Web Scraping and Data Processing using Puppeteer
Our privacy protection team at Array is tasked with automating personal information detection and removal activities on behalf of our customers. As a member of this team, your goal will be to create a system that efficiently and stealthily scrapes websites, detects personal information, and removes it without detection. Your solutions need to be scalable, and adaptable to changes in websites' structures. As a result, the next step in our interview process is to complete and submit the task below in approximately 1 hour.
Use puppeteer (chrome/chromium) tooling to scrape data from creepjs. Utilize creative web scraping techniques to ensure successful extraction.
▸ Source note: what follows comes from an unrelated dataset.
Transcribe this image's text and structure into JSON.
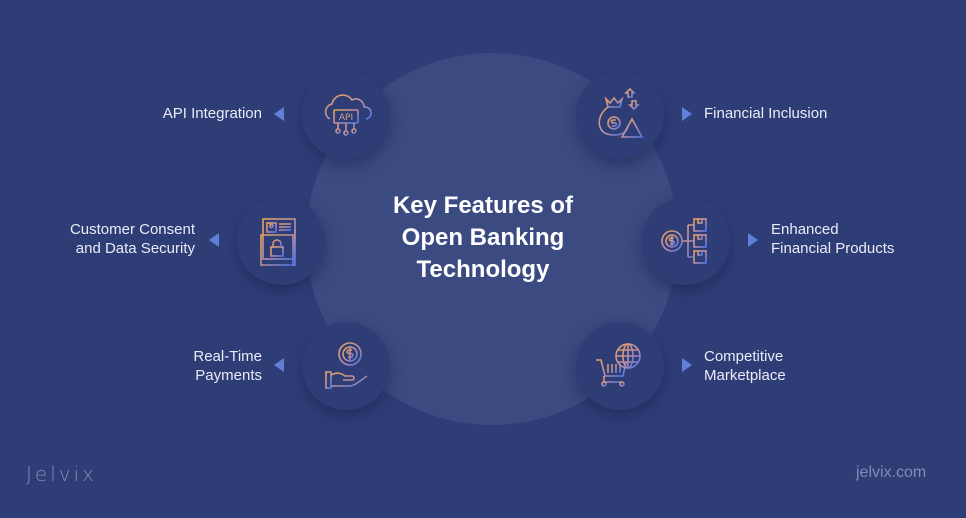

Demonstrate your expertise in web automation and stealth techniques (randomizing user-agent strings, emulating human-like behavior) in your overall Puppeteer submission.
Steps
- Create a github repository for the code
- With puppeteer/related libraries to:
- Go to https://abrahamjuliot.github.io/creepjs/
- Pull information for related fields:
- trust score
- lies
- bot
- fingerprint/FP ID
- Save JSON of fields
- Create pdf of page
Repeat step 2.0 three times to generate a total of 6 files*
Prioritize achieving the highest trust score
- Include in the readme any notes, challenges, etc that may pertain to the task
- Format: Provide an accessible link to a GitHub repository.
- Include the JavaScript/TypeScript script(s), PDFs, and JSON data in the GitHub repository that is accessible/shared.
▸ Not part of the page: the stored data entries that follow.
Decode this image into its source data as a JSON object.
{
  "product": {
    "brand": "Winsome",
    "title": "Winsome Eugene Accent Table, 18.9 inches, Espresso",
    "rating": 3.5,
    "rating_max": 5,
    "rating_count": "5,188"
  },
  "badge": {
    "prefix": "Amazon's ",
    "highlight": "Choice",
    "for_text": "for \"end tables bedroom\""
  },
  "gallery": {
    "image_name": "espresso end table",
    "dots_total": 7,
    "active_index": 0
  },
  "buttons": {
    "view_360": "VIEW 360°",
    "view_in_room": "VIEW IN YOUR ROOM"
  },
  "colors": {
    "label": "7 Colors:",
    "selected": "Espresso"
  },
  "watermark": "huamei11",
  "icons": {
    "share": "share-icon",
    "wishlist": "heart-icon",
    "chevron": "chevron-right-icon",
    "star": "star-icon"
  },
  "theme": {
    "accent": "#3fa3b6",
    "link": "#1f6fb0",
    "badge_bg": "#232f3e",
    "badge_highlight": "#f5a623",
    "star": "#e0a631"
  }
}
Ensure your code is well-commented and easy to understand.
I started by doing simple scraping of the fields needed. I was able to scrape the fields using either the selector or the xpaths. I am aware that the site could change and my scraping would no longer work but for a short code assignment I thought it was sufficient.
After scrapping, I quickly realised the nature of the assignment. I had many errors (notably in the fields needed to be parsed) an my TrustScore was 0%.
I began work on making the scraper more human. In the end, I was able to achieve a TrustScore of 66.5%. I added the following features to achieve this :
- Added User Agent Randomization (Functionality is implemented but could only get 1 agent to work properly.)
- Pulled languages, mimeTypes, and plugins from my browser and added them to the scraper to make it more human.
- Added random delays between actions to make it more human.
- Randomized viewport size to make it more random.
- Cleared cookies and cache as well as local storage.
- Tried using StealthPlugin for puppeteer but was not able to get it to work without showing 1000+ lies.
I was able to get the TrustScore to 66.5% and the lies to 0. I was not able to get rid of the error involving the sessions. I attempted to clear them as stated above but I belive they might be examining the session to see if it is a bot.
Finally, I was able to get the scraper to scrape the page and achieve a TrustScore of 66.5% (Same score as my normal browser, see myBrowserStats.PNG
). I was not able to get the scraper to work with the StealthPlugin and I was not able to get the User Agent Randomization to work properly. I believe that the User Agent Randomization would have helped me achieve a higher TrustScore.